Leaked Database Reveals Intensity of Imprisonment in Xinjiang; Rights Groups Skeptical of UN Visit

A recently leaked police database reviewed by AFP and AP identifies over 10,000 Uyghurs from a county in southwestern Xinjiang who have been detained on terrorism-related charges. The list, thus far the largest reported, demonstrates the massive scale of incarceration in Xinjiang, where over one million Uyghurs and other ethnic minority members have been arbitrarily detained in a state-led campaign that numerous foreign governments, independent experts, and human rights groups say has involved crimes against humanity. Huizhong Wu and Dake Kang from AP described how nearly one in 25 people in Konasheher county were imprisoned, giving it the highest known imprisonment rate in the world:

Konasheher county is typical of rural southern Xinjiang, and more than 267,000 people live there. The prison sentences across the county were for two to 25 years, with an average of nine years, the list shows. While the people on the list were mostly arrested in 2017, according to Uyghurs in exile, their sentences are so long that the vast majority would still be in prison.

[…] The list was obtained by Xinjiang scholar Gene Bunin from an anonymous source who described themselves as a member of China’s Han Chinese majority “opposed to the Chinese government’s policies in Xinjiang.” It was passed to the AP by Abduweli Ayup, an exiled Uyghur linguist in Norway. The AP authenticated it through interviews with eight Uyghurs who recognized 194 people on the list, as well as legal notices, recordings of phone calls with Chinese officials and checks of address, birthdays and identity numbers.

The list does not include people with typical criminal charges such as homicide or theft.

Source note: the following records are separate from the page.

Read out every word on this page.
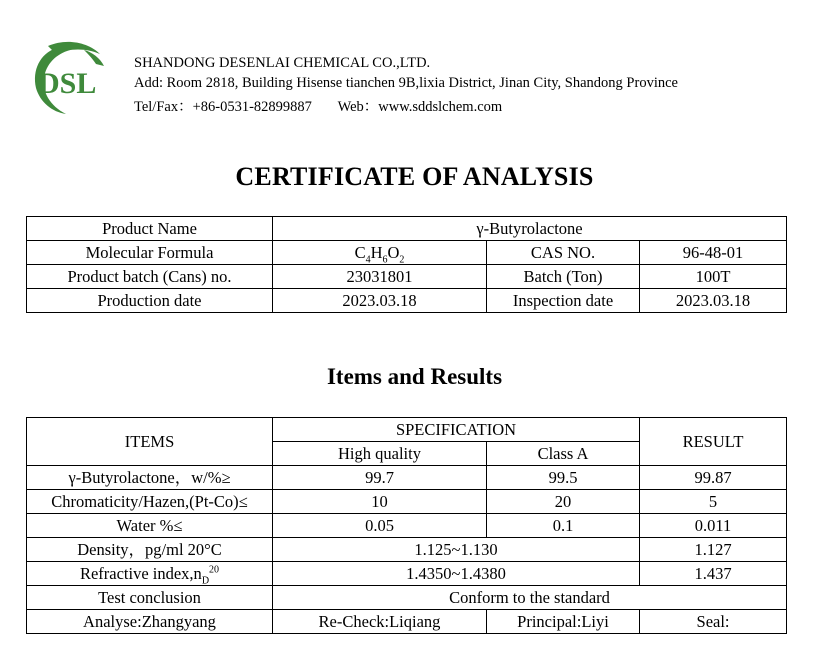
DSL
SHANDONG DESENLAI CHEMICAL CO.,LTD.
Add: Room 2818, Building Hisense tianchen 9B,lixia District, Jinan City, Shandong Province
Tel/Fax：+86-0531-82899887 Web：www.sddslchem.com
CERTIFICATE OF ANALYSIS
Product Name	γ-Butyrolactone		
Molecular Formula	$C_4H_6O_2$	CAS NO.	96-48-01
Product batch (Cans) no.	23031801	Batch (Ton)	100T
Production date	2023.03.18	Inspection date	2023.03.18
Items and Results
ITEMS	SPECIFICATION		RESULT
	High quality	Class A	
γ-Butyrolactone，w/%≥	99.7	99.5	99.87
Chromaticity/Hazen,(Pt-Co)≤	10	20	5
Water %≤	0.05	0.1	0.011
Density，pg/ml 20°C	1.125~1.130		1.127
Refractive $index,n_D^{20}$	1.4350~1.4380		1.437
Test conclusion	Conform to the standard		
Analyse:Zhangyang	Re-Check:Liqiang	Principal:Liyi	Seal:
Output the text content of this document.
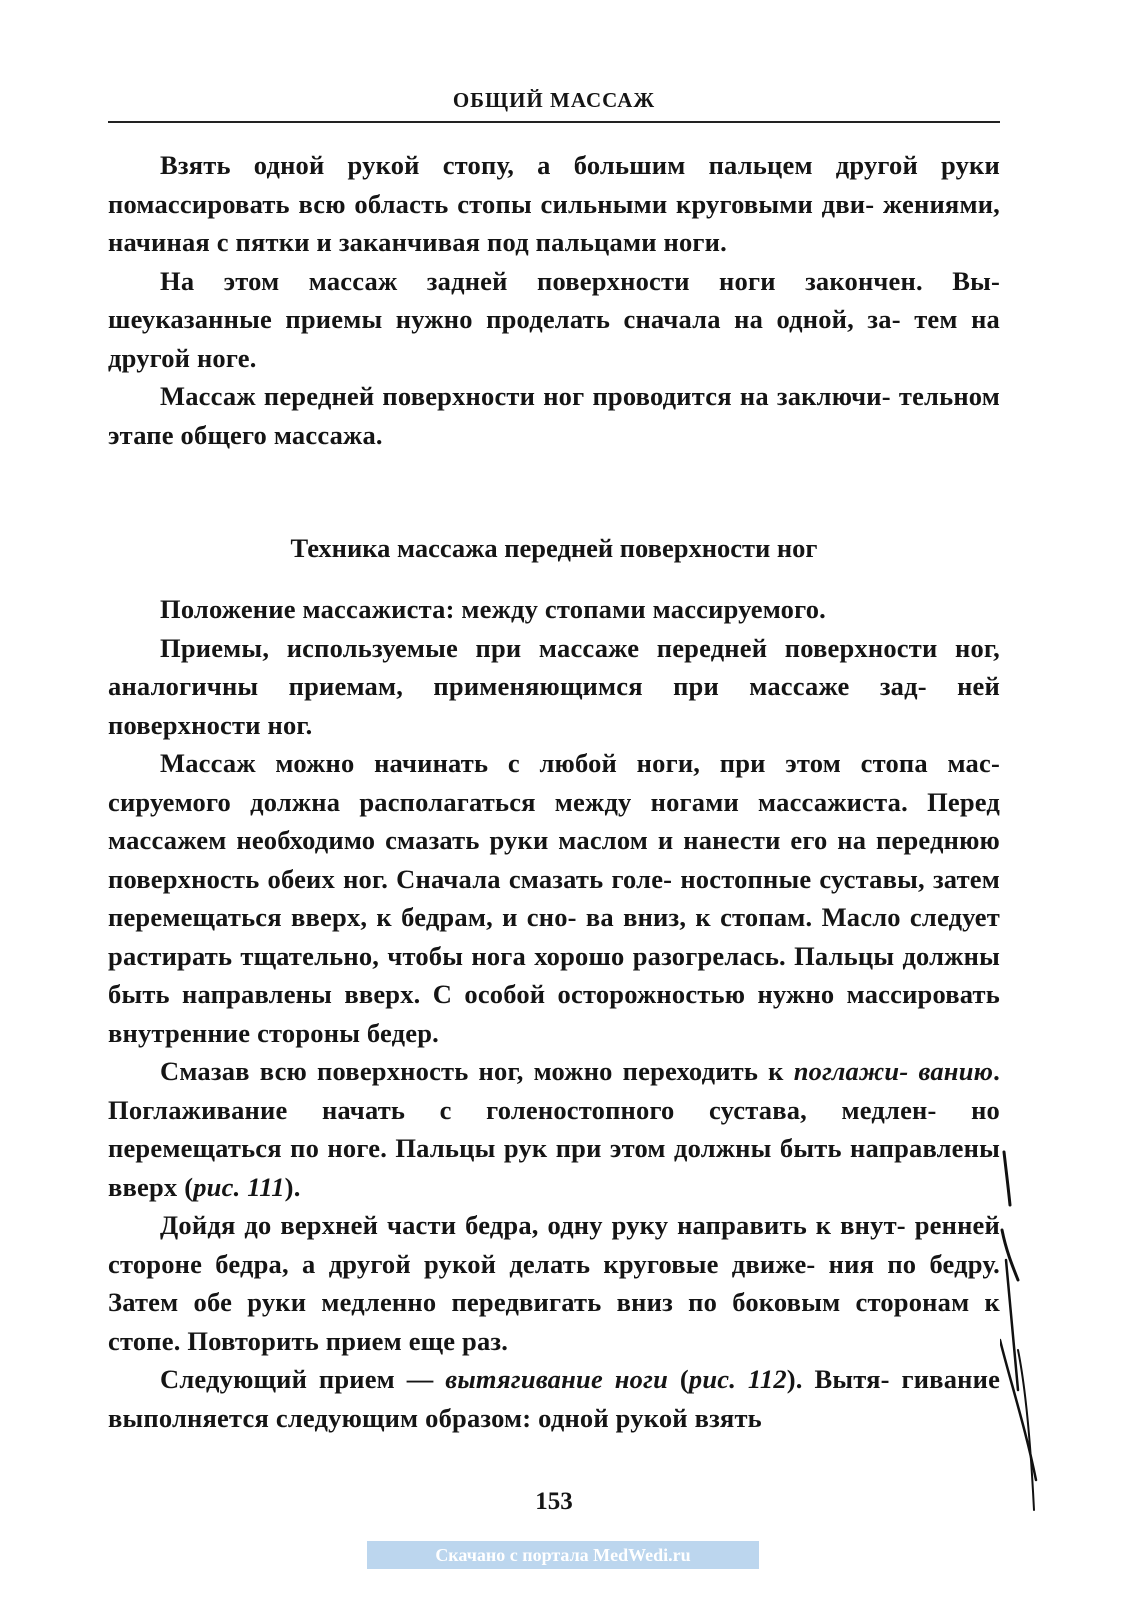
ОБЩИЙ МАССАЖ

Взять одной рукой стопу, а большим пальцем другой руки помассировать всю область стопы сильными круговыми дви- жениями, начиная с пятки и заканчивая под пальцами ноги.

На этом массаж задней поверхности ноги закончен. Вы- шеуказанные приемы нужно проделать сначала на одной, за- тем на другой ноге.

Массаж передней поверхности ног проводится на заключи- тельном этапе общего массажа.

Техника массажа передней поверхности ног

Положение массажиста: между стопами массируемого.

Приемы, используемые при массаже передней поверхности ног, аналогичны приемам, применяющимся при массаже зад- ней поверхности ног.

Массаж можно начинать с любой ноги, при этом стопа мас- сируемого должна располагаться между ногами массажиста. Перед массажем необходимо смазать руки маслом и нанести его на переднюю поверхность обеих ног. Сначала смазать голе- ностопные суставы, затем перемещаться вверх, к бедрам, и сно- ва вниз, к стопам. Масло следует растирать тщательно, чтобы нога хорошо разогрелась. Пальцы должны быть направлены вверх. С особой осторожностью нужно массировать внутренние стороны бедер.

Смазав всю поверхность ног, можно переходить к поглажи- ванию. Поглаживание начать с голеностопного сустава, медлен- но перемещаться по ноге. Пальцы рук при этом должны быть направлены вверх (рис. 111).

Дойдя до верхней части бедра, одну руку направить к внут- ренней стороне бедра, а другой рукой делать круговые движе- ния по бедру. Затем обе руки медленно передвигать вниз по боковым сторонам к стопе. Повторить прием еще раз.

Следующий прием — вытягивание ноги (рис. 112). Вытя- гивание выполняется следующим образом: одной рукой взять

153
Скачано с портала MedWedi.ru
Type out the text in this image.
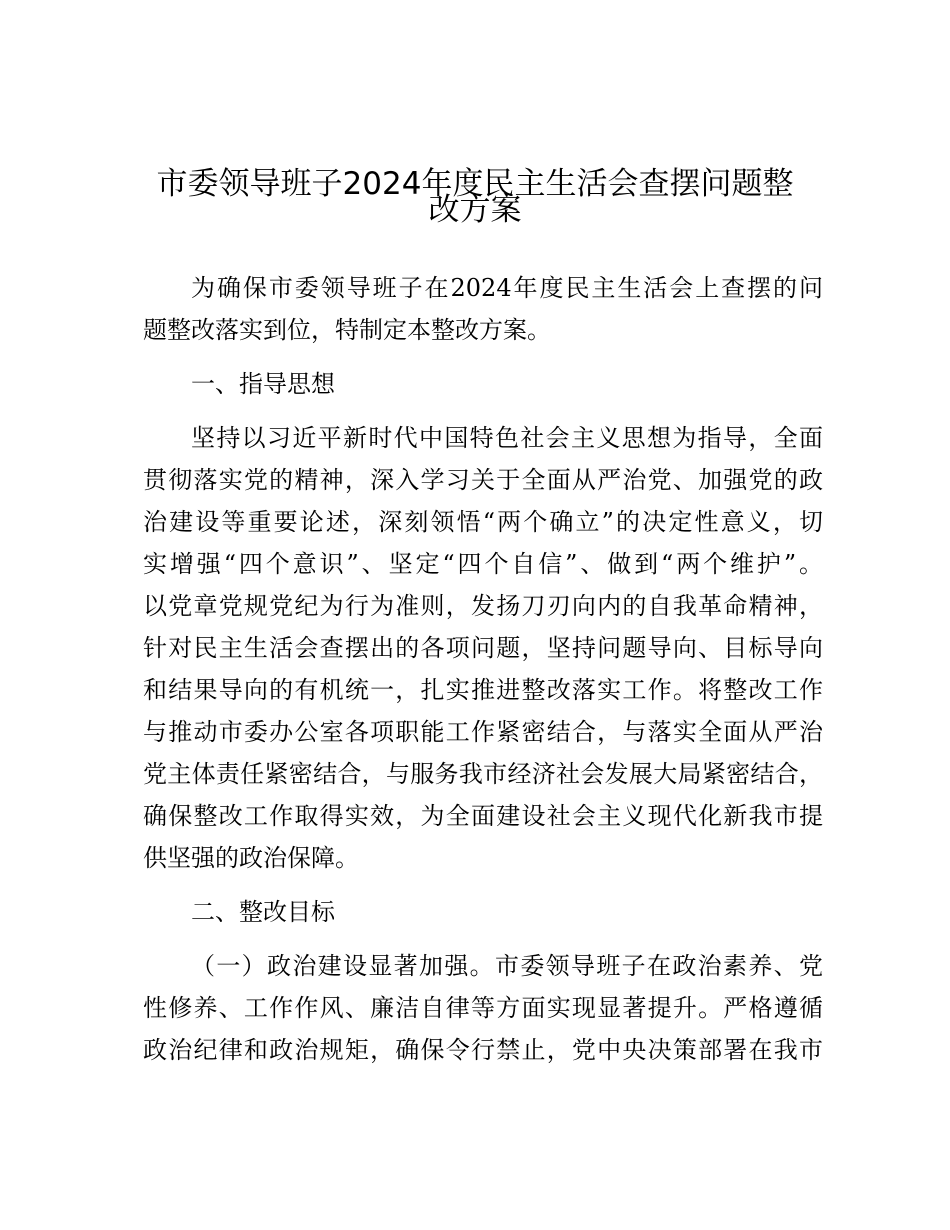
市委领导班子2024年度民主生活会查摆问题整
改方案
为确保市委领导班子在2024年度民主生活会上查摆的问
题整改落实到位，特制定本整改方案。
一、指导思想
坚持以习近平新时代中国特色社会主义思想为指导，全面
贯彻落实党的精神，深入学习关于全面从严治党、加强党的政
治建设等重要论述，深刻领悟“两个确立”的决定性意义，切
实增强“四个意识”、坚定“四个自信”、做到“两个维护”。
以党章党规党纪为行为准则，发扬刀刃向内的自我革命精神，
针对民主生活会查摆出的各项问题，坚持问题导向、目标导向
和结果导向的有机统一，扎实推进整改落实工作。将整改工作
与推动市委办公室各项职能工作紧密结合，与落实全面从严治
党主体责任紧密结合，与服务我市经济社会发展大局紧密结合，
确保整改工作取得实效，为全面建设社会主义现代化新我市提
供坚强的政治保障。
二、整改目标
（一）政治建设显著加强。市委领导班子在政治素养、党
性修养、工作作风、廉洁自律等方面实现显著提升。严格遵循
政治纪律和政治规矩，确保令行禁止，党中央决策部署在我市
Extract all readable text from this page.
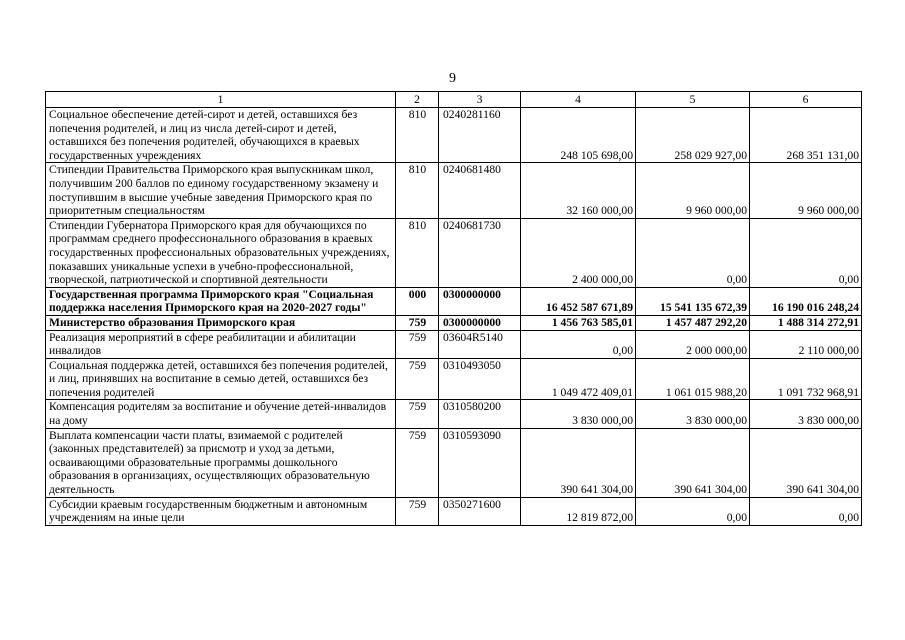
9
1	2	3	4	5	6
Социальное обеспечение детей-сирот и детей, оставшихся без попечения родителей, и лиц из числа детей-сирот и детей, оставшихся без попечения родителей, обучающихся в краевых государственных учреждениях	810	0240281160	248 105 698,00	258 029 927,00	268 351 131,00
Стипендии Правительства Приморского края выпускникам школ, получившим 200 баллов по единому государственному экзамену и поступившим в высшие учебные заведения Приморского края по приоритетным специальностям	810	0240681480	32 160 000,00	9 960 000,00	9 960 000,00
Стипендии Губернатора Приморского края для обучающихся по программам среднего профессионального образования в краевых государственных профессиональных образовательных учреждениях, показавших уникальные успехи в учебно-профессиональной, творческой, патриотической и спортивной деятельности	810	0240681730	2 400 000,00	0,00	0,00
Государственная программа Приморского края "Социальная поддержка населения Приморского края на 2020-2027 годы"	000	0300000000	16 452 587 671,89	15 541 135 672,39	16 190 016 248,24
Министерство образования Приморского края	759	0300000000	1 456 763 585,01	1 457 487 292,20	1 488 314 272,91
Реализация мероприятий в сфере реабилитации и абилитации инвалидов	759	03604R5140	0,00	2 000 000,00	2 110 000,00
Социальная поддержка детей, оставшихся без попечения родителей, и лиц, принявших на воспитание в семью детей, оставшихся без попечения родителей	759	0310493050	1 049 472 409,01	1 061 015 988,20	1 091 732 968,91
Компенсация родителям за воспитание и обучение детей-инвалидов на дому	759	0310580200	3 830 000,00	3 830 000,00	3 830 000,00
Выплата компенсации части платы, взимаемой с родителей (законных представителей) за присмотр и уход за детьми, осваивающими образовательные программы дошкольного образования в организациях, осуществляющих образовательную деятельность	759	0310593090	390 641 304,00	390 641 304,00	390 641 304,00
Субсидии краевым государственным бюджетным и автономным учреждениям на иные цели	759	0350271600	12 819 872,00	0,00	0,00
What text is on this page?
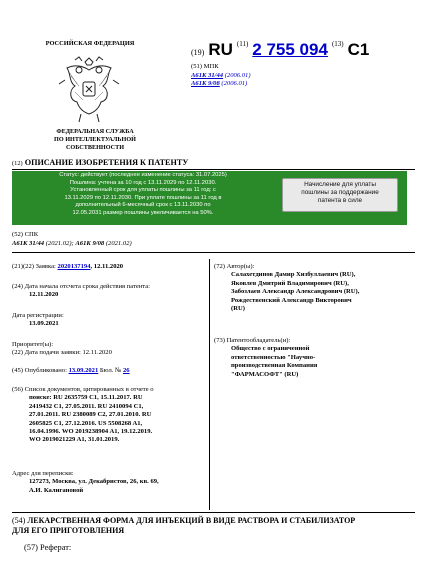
РОССИЙСКАЯ ФЕДЕРАЦИЯ
ФЕДЕРАЛЬНАЯ СЛУЖБА
ПО ИНТЕЛЛЕКТУАЛЬНОЙ СОБСТВЕННОСТИ
(19) RU $^{(11)}$ 2 755 094 $^{(13)}$ C1
(51) МПК
A61K 31/44 (2006.01)
A61K 9/08 (2006.01)
(12) ОПИСАНИЕ ИЗОБРЕТЕНИЯ К ПАТЕНТУ
Статус: действует (последнее изменение статуса: 31.07.2025)
Пошлина: учтена за 10 год с 13.11.2029 по 12.11.2030.
Установленный срок для уплаты пошлины за 11 год: с
13.11.2029 по 12.11.2030. При уплате пошлины за 11 год в
дополнительный 6-месячный срок с 13.11.2030 по
12.05.2031 размер пошлины увеличивается на 50%.
Начисление для уплаты
пошлины за поддержание
патента в силе
(52) СПК
A61K 31/44 (2021.02); A61K 9/08 (2021.02)
(21)(22) Заявка: 2020137194, 12.11.2020
(24) Дата начала отсчета срока действия патента:
12.11.2020
Дата регистрации:
13.09.2021
Приоритет(ы):
(22) Дата подачи заявки: 12.11.2020
(45) Опубликовано: 13.09.2021 Бюл. № 26
(56) Список документов, цитированных в отчете о
поиске: RU 2635759 C1, 15.11.2017. RU
2419432 C1, 27.05.2011. RU 2410094 C1,
27.01.2011. RU 2380089 C2, 27.01.2010. RU
2605825 C1, 27.12.2016. US 5508268 A1,
16.04.1996. WO 2019238904 A1, 19.12.2019.
WO 2019021229 A1, 31.01.2019.
Адрес для переписки:
127273, Москва, ул. Декабристов, 26, кв. 69,
А.И. Калигановой
(72) Автор(ы):
Салахетдинов Дамир Хизбуллаевич (RU),
Яковлев Дмитрий Владимирович (RU),
Забозлаев Александр Александрович (RU),
Рождественский Александр Викторович
(RU)
(73) Патентообладатель(и):
Общество с ограниченной
ответственностью "Научно-
производственная Компания
"ФАРМАСОФТ" (RU)
(54) ЛЕКАРСТВЕННАЯ ФОРМА ДЛЯ ИНЪЕКЦИЙ В ВИДЕ РАСТВОРА И СТАБИЛИЗАТОР
ДЛЯ ЕГО ПРИГОТОВЛЕНИЯ
(57) Реферат:
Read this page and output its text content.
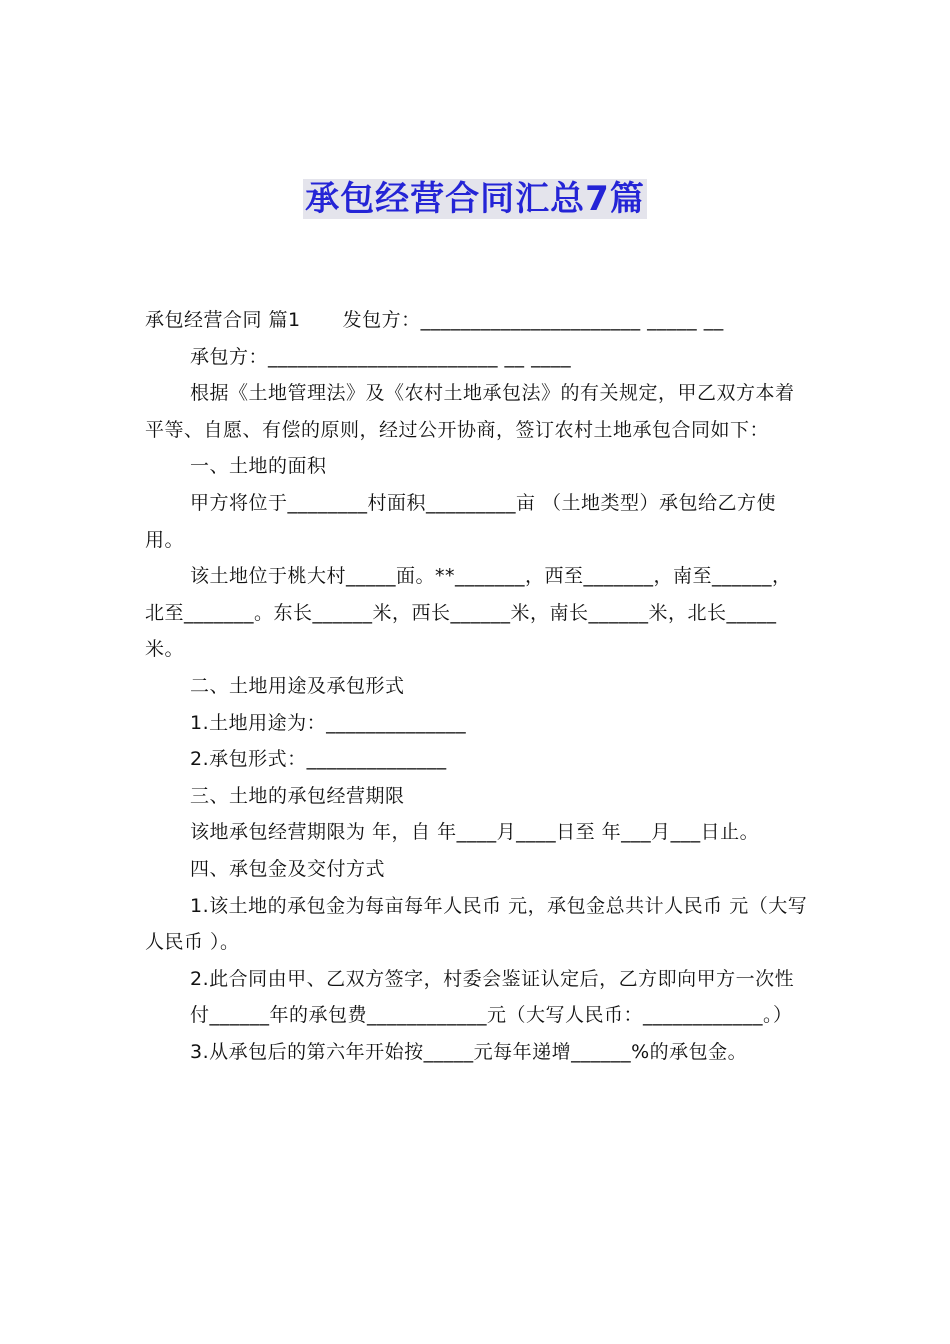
承包经营合同汇总7篇

承包经营合同 篇1 发包方：______________________ _____ __

承包方：_______________________ __ ____

根据《土地管理法》及《农村土地承包法》的有关规定，甲乙双方本着平等、自愿、有偿的原则，经过公开协商，签订农村土地承包合同如下：

一、土地的面积

甲方将位于________村面积_________亩 （土地类型）承包给乙方使用。

该土地位于桃大村_____面。**_______，西至_______，南至______，北至_______。东长______米，西长______米，南长______米，北长_____米。

二、土地用途及承包形式

1.土地用途为：______________

2.承包形式：______________

三、土地的承包经营期限

该地承包经营期限为 年，自 年____月____日至 年___月___日止。

四、承包金及交付方式

1.该土地的承包金为每亩每年人民币 元，承包金总共计人民币 元（大写人民币 ）。

2.此合同由甲、乙双方签字，村委会鉴证认定后，乙方即向甲方一次性

付______年的承包费____________元（大写人民币：____________。）

3.从承包后的第六年开始按_____元每年递增______%的承包金。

Rather, it focuses on offenses related to terrorism, religious extremism or vague charges traditionally used against political dissidents, such as “picking quarrels and provoking troubles.” This means the true number of people imprisoned is almost certainly higher.

But even at a conservative estimate, Konasheher county’s imprisonment rate is more than 10 times higher than that of the United States, one of the world’s leading jailers, according to Department of Justice statistics. It’s also more than 30 times higher than for China as a whole, according to state statistics from 2013, the last time such figures were released. [Source]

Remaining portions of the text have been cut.